I decided to write this article after I got a question on my last blog article, SDL Studio plugin manifest, about an issue with files that are overridden during an SDL Studio plugin build. Although this issue is quite specific I received questions with similar situations from other people and the root cause of this problem is related to how you manage SDL Studio plugin dependencies, or, in other words, how you manage the assemblies that are copied in the output folder of the plugin.

SDL Studio Plugin Generation Process

To better understand the problem I need to explain what is happening when an SDL Studio plugin is generated from Microsoft Visual Studio. By default Visual Studio generates dll files for the projects you have in your solution when you select a build action. To be more accurate all that Visual Studio does is to run MSBuild which is the Microsoft Build Engine that is responsible for producing the assemblies, out of your source code and projects. Some of you might know already but for those of you who don't know an .sdlplugin file is not a dll, rather it's a specialized archive that could potentially contain one or more assemblies (dlls) and some other resources. So it's pretty clear that the .sdlplugin file is not produced by Visual Studio with a default setup.

A few months ago I've written an article about the SDL Studio SDK in which I explained about the SDL Studio project templates for Visual Studio. These project templates extend the standard project build process from Visual Studio by adding another step which generates the .sdplugin file. So the workflow to generate the plugin package is something like generate the dlls and then based on what you've specified in the plugin manifest generate the .sdplugin package.

If you really want to know where the magic happens, you should open your plugin .csproj file (which is just a specialized xml file) with your favourite text editor and scroll down the bottom where you should find a line similar to the one in the screenshot:

The problem(s)

If you run the build for your plugin and then you look in the output location, you might be surprised to find that you have a lot of files (I have had around 200 files for one plugin). This might come as a surprise since your plugin might only depend on a few assemblies. So from where are all these files/dlls coming from? Can these files cause any harm (this is the issue in my previous article)? Can I avoid having these files copied at all?
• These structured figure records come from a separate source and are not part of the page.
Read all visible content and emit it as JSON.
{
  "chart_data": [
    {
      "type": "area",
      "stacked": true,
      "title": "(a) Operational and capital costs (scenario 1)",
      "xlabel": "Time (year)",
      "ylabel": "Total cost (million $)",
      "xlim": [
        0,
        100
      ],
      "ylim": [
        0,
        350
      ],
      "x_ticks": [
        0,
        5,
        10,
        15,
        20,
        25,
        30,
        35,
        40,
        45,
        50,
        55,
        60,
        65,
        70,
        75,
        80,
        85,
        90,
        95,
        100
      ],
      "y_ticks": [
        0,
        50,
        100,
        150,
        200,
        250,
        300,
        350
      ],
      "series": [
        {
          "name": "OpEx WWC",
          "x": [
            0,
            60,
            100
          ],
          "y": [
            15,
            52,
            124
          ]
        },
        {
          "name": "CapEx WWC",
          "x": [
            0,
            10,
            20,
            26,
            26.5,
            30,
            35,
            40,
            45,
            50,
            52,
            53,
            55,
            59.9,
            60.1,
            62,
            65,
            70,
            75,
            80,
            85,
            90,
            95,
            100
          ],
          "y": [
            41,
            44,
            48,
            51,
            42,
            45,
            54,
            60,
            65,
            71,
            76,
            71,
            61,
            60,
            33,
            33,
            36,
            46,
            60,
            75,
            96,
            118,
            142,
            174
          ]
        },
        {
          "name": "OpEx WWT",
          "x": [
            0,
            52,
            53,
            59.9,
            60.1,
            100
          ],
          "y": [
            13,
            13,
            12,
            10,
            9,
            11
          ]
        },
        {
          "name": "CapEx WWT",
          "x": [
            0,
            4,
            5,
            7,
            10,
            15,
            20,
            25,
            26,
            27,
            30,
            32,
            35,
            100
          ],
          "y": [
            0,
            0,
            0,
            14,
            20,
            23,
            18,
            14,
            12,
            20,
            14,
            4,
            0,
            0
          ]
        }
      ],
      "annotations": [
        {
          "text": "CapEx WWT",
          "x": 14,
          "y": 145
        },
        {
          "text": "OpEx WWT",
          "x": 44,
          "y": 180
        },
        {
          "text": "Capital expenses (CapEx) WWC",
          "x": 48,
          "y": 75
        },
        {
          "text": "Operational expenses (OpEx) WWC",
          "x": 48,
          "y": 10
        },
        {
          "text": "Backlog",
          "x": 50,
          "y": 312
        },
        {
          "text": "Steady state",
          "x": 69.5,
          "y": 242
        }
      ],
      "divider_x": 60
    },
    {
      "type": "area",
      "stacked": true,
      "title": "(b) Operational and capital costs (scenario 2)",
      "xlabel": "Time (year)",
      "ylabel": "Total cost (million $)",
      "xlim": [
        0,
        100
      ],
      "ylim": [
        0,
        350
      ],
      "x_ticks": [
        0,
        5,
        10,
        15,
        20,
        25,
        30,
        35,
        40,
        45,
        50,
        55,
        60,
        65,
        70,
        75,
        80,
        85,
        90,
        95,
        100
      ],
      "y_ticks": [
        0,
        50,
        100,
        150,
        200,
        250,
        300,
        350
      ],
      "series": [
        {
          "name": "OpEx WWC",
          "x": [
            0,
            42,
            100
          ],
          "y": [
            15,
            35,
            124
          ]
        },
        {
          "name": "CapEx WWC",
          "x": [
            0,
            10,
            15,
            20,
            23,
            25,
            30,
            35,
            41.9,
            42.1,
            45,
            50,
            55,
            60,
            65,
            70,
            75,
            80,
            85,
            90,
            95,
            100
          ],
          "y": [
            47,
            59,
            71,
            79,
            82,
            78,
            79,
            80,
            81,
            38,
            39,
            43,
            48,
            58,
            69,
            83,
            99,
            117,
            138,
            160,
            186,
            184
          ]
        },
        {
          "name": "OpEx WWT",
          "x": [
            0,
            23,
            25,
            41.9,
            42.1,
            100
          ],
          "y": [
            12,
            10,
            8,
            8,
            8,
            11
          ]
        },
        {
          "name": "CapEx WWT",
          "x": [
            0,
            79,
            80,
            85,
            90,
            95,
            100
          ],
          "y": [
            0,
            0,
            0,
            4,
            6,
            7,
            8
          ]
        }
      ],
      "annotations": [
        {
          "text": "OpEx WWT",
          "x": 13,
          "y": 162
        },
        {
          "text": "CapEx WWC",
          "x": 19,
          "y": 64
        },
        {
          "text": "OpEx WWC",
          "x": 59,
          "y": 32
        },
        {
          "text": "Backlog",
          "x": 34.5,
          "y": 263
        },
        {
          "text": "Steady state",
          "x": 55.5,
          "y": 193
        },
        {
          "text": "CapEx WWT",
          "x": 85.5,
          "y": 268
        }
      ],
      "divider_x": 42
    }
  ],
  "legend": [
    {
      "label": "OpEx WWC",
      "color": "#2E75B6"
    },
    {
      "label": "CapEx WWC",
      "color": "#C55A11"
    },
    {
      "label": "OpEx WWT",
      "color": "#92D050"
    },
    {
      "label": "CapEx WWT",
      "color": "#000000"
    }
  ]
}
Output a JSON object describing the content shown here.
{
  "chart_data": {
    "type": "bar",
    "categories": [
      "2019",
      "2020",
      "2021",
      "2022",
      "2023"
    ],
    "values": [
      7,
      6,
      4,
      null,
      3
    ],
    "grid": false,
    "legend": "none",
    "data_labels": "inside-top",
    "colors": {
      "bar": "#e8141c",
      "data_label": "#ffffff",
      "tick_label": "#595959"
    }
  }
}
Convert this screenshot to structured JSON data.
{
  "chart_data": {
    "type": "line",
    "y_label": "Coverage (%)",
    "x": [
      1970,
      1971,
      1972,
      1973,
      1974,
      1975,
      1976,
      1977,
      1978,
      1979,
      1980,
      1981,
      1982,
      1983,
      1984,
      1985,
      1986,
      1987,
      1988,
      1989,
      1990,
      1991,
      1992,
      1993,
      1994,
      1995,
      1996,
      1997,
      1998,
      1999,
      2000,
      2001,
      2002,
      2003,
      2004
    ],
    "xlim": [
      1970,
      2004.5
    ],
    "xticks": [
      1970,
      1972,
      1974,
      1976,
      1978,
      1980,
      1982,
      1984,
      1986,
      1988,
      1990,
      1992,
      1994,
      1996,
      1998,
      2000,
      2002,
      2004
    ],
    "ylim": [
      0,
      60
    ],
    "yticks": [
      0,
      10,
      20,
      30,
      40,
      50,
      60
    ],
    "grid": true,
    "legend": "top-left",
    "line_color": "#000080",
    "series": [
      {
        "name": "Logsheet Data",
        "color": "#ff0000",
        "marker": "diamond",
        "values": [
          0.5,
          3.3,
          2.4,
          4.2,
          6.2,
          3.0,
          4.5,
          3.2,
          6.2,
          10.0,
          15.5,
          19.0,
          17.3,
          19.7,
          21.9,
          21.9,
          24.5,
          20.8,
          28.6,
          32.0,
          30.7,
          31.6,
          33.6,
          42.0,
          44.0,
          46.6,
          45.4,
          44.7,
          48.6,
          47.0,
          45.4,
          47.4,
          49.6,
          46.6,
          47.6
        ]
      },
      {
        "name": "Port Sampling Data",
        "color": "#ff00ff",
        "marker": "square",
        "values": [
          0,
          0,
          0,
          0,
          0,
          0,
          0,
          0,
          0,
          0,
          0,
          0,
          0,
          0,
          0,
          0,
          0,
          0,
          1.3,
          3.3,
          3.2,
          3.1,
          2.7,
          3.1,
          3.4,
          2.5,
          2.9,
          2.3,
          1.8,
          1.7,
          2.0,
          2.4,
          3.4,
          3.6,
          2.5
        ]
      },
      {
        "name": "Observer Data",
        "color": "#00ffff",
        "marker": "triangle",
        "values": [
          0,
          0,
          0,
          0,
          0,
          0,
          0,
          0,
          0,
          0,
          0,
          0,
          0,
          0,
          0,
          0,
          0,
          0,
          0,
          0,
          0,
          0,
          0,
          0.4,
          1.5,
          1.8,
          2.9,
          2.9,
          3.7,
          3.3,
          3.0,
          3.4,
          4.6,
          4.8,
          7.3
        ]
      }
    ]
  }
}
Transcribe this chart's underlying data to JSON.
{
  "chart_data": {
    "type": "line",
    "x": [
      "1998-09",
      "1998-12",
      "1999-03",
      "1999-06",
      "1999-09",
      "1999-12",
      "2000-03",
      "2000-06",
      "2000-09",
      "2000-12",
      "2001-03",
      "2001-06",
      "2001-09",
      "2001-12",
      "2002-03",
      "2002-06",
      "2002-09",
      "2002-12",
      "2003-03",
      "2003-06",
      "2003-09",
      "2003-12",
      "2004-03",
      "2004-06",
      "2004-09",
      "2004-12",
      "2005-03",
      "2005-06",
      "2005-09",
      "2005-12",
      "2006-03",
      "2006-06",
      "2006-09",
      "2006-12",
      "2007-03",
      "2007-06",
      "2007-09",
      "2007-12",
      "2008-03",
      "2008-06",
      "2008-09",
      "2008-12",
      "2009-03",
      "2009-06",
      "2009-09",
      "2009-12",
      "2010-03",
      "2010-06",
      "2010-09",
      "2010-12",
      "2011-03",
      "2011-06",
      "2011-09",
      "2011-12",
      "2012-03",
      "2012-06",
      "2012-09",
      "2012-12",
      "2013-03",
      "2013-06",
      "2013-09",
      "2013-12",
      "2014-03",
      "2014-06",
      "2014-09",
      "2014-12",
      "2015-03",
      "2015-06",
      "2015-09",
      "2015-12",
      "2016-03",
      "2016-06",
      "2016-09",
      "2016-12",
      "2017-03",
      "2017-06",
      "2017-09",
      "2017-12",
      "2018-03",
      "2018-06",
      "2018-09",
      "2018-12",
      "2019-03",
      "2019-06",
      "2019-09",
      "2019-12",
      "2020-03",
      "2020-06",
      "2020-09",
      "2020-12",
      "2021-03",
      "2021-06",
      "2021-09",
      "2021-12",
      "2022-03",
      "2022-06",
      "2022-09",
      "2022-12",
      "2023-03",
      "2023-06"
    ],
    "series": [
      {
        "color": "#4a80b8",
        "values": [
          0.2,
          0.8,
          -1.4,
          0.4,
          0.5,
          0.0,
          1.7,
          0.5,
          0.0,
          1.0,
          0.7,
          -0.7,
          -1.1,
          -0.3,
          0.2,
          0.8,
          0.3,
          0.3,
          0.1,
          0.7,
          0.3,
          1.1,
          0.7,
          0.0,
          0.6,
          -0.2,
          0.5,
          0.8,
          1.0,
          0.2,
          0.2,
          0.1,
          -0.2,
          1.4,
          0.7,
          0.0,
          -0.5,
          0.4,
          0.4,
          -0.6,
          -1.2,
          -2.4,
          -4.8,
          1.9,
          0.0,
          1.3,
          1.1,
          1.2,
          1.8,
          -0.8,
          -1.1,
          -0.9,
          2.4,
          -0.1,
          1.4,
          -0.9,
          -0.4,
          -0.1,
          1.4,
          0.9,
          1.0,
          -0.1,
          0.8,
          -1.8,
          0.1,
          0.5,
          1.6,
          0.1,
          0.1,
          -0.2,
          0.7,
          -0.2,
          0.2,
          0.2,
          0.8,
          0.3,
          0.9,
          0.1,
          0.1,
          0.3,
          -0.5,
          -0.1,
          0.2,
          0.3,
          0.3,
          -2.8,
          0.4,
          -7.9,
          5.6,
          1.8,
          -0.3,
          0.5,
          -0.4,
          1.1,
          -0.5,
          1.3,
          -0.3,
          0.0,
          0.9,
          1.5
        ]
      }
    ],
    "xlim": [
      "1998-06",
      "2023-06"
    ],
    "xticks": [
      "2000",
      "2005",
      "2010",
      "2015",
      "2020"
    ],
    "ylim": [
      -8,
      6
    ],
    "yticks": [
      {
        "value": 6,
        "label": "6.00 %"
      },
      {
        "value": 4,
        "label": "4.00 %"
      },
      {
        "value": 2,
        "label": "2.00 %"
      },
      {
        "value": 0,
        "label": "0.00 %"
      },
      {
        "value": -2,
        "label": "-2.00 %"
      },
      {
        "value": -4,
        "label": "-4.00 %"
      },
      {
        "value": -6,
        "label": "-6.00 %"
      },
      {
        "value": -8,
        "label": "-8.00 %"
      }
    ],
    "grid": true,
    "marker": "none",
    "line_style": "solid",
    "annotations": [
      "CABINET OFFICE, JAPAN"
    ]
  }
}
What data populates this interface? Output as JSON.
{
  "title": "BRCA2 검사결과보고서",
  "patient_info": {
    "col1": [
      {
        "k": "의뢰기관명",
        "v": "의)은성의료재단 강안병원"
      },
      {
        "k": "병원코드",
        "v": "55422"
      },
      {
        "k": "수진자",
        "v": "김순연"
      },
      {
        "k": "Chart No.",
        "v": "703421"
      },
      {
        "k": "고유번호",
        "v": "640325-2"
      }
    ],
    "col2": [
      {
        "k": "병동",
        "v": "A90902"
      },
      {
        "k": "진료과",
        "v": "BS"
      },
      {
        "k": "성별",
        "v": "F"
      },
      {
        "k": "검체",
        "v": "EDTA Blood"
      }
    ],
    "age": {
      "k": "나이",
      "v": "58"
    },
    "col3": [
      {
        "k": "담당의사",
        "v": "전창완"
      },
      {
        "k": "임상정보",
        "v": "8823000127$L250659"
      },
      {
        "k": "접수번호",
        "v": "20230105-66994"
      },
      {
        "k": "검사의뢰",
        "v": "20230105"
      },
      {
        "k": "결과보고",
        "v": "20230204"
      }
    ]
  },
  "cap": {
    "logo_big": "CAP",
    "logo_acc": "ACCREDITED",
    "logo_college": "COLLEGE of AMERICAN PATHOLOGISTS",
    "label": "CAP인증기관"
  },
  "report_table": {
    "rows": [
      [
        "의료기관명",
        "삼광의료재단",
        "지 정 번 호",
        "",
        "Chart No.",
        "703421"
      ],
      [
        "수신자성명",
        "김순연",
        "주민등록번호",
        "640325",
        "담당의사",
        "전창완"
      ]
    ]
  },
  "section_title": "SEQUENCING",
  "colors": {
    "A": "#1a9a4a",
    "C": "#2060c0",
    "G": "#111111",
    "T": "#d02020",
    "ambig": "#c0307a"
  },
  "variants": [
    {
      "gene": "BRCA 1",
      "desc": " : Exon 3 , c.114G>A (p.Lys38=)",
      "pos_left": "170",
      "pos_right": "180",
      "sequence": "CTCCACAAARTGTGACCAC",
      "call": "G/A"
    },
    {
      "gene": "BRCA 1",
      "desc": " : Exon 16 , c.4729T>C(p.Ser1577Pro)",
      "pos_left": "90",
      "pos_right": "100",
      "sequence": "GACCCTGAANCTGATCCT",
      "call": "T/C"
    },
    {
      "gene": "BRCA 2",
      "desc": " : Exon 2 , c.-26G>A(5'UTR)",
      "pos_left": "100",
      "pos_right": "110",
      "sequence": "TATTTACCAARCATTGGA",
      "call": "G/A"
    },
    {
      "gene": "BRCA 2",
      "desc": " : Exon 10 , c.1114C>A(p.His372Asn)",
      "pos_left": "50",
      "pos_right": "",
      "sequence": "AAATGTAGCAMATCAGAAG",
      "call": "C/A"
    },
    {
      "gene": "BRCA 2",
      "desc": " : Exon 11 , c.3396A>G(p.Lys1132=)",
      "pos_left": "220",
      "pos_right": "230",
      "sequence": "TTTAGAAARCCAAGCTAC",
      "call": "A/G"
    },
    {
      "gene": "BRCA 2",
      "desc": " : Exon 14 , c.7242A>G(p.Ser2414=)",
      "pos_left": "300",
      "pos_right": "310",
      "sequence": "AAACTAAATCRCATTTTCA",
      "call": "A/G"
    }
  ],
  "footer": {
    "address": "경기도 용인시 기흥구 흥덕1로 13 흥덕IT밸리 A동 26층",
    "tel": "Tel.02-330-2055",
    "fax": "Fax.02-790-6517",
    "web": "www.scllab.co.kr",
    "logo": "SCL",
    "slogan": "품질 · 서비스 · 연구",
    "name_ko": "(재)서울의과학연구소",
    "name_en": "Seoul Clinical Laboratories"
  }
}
These files come from the SDL Studio install location and are copied over because your plugin depends on some Studio APIs that internally depends on these files. So, in other words, they are dependencies of your plugin dependencies. The problem with these files is that they are useless since the plugin will be loaded by SDL Studio and all this dependency will be resolved at runtime from the SDL Studio install location. On top of that you might want to use a newer version of a particular library that is also used by SDL Studio but all of a sudden you realize that during the build this is overridden with the version that was deployed with SDL Studio. All of this is happening because of Microsoft Visual Studio default behaviour.

The solution

The solution is quite simple and requires just a few clicks:

  • Open your plugin solution in Microsoft Visual Studio and expand your plugin project.

  • Under the project you should find a References section you can also expand.

  • Select all SDL Studio API assemblies that are used in your plugin and then right-click and select Properties.

  • You should now see the Properties pane inside which should have an option called Copy Local set to True.

  • Change it to false and run Clean Solution from Visual Studio.

After those steps the dependencies will no longer be copied over which will result in a cleaner output location, faster build and avoid duplicate library version issues.